HRTF Interpolation using a Spherical Neural Process Meta-Learner

Several individualization methods have recently been proposed to estimate a subject's Head-Related Transfer Function (HRTF) using convenient input modalities such as anthropometric measurements or pinnae photographs. There exists a need for adaptively correcting the estimation error committed by such methods using a few data point samples from the subject's HRTF, acquired using acoustic measurements or perceptual feedback. To this end, we introduce a Convolutional Conditional Neural Process meta-learner specialized in HRTF error interpolation. In particular, the model includes a Spherical Convolutional Neural Network component to accommodate the spherical geometry of HRTF data. It also exploits potential symmetries between the HRTF's left and right channels about the median axis. In this work, we evaluate the proposed model's performance purely on time-aligned spectrum interpolation grounds under a simplified setup where a generic population-mean HRTF forms the initial estimates prior to corrections instead of individualized ones. The trained model achieves up to 3 dB relative error reduction compared to state-of-the-art interpolation methods despite being trained using only 85 subjects. This improvement translates up to nearly a halving of the data point count required to achieve comparable accuracy, in particular from 50 to 28 points to reach an average of -20 dB relative error per interpolated feature. Moreover, we show that the trained model provides well-calibrated uncertainty estimates. Accordingly, such estimates can inform the sequential decision problem of acquiring as few correcting HRTF data points as needed to meet a desired level of HRTF individualization accuracy.

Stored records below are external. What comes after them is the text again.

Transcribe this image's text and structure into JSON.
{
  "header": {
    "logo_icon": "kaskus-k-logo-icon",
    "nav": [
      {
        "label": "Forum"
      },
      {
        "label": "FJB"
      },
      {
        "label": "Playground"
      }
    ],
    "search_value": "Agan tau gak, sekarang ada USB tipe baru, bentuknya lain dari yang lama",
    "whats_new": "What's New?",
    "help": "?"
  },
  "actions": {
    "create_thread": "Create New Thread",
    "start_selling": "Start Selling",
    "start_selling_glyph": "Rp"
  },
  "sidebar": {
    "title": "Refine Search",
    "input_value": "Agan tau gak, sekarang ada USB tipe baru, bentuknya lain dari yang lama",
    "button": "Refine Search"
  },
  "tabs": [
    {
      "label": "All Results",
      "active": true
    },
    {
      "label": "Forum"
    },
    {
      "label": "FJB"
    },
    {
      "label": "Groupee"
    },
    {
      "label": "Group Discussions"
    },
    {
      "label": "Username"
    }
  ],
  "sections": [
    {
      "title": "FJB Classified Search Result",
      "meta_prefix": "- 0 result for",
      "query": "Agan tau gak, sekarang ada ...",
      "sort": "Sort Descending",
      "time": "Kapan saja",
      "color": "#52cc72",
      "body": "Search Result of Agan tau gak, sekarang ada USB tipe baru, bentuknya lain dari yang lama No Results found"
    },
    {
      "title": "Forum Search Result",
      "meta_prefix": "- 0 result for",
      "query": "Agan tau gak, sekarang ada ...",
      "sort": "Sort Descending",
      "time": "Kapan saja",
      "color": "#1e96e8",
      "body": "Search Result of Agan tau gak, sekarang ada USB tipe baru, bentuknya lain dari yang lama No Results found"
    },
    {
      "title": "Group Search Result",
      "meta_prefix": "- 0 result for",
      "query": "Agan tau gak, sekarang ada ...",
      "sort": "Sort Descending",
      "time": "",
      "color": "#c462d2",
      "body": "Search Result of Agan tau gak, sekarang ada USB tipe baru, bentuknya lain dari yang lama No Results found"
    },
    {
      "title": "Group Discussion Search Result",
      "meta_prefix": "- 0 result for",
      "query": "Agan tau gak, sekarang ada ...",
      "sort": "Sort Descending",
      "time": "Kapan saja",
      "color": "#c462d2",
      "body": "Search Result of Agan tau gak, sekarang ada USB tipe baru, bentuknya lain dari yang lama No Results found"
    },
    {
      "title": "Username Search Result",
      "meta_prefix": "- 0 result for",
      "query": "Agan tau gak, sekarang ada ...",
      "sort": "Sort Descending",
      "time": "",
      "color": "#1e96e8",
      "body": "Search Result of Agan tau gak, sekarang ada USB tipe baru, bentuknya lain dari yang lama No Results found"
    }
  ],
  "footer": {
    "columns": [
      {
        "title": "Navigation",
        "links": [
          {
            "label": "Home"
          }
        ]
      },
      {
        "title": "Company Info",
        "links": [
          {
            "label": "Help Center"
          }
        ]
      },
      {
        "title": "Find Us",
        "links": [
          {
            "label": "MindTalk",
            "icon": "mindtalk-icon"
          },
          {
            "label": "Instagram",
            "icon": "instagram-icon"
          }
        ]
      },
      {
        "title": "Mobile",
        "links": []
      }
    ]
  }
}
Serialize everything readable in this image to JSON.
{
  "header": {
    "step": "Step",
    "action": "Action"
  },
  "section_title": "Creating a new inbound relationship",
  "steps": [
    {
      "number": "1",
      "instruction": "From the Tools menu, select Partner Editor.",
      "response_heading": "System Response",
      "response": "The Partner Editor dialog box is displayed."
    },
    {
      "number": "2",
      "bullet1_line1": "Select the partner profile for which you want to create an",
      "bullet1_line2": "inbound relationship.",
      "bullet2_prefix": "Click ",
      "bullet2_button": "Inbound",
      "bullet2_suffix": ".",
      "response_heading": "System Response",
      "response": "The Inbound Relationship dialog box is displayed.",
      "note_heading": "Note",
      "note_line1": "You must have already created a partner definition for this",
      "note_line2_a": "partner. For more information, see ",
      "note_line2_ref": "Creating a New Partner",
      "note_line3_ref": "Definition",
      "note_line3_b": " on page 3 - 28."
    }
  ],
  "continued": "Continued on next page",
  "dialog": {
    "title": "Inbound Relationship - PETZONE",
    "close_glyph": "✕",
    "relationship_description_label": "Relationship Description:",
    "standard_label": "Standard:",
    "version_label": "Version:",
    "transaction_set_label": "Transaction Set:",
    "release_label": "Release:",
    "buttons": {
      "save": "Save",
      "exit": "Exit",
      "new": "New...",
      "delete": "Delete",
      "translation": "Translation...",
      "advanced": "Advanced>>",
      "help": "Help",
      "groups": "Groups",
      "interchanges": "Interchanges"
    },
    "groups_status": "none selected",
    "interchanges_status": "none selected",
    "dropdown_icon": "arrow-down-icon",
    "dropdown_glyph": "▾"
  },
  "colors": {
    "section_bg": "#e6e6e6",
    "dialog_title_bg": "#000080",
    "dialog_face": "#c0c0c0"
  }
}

翻译：近期，多项个性化方法被提出，旨在利用便捷输入模态（如人体测量数据或耳廓照片）来估计受试者的头相关传输函数（HRTF）。然而，这些方法产生的估计误差需要通过从受试者HRTF中获取的少量数据点样本（通过声学测量或感知反馈获得）进行自适应校正。为此，我们提出一种专门针对HRTF误差插值的卷积条件神经过程元学习器。该模型特别包含一个球面卷积神经网络组件以适应HRTF数据的球面几何特性，并利用了HRTF左右声道关于正中矢状面的潜在对称性。本研究在简化设置下（以通用人群平均HRTF作为初始估计而非个性化估计）纯基于时间对齐频谱插值框架评估模型性能。尽管仅使用85名受试者数据进行训练，该模型相比现有最优插值方法实现了高达3 dB的相对误差降低。这一改进相当于将达到同等精度所需的数据点数量近乎减半——例如，为使每插值特征的平均相对误差达到-20 dB，所需数据点从50个降至28个。此外，我们证明训练模型能提供校准良好的不确定性估计。据此，此类估计可指导顺序决策问题：在满足目标HRTF个性化精度要求的前提下，获取尽可能少的校正HRTF数据点。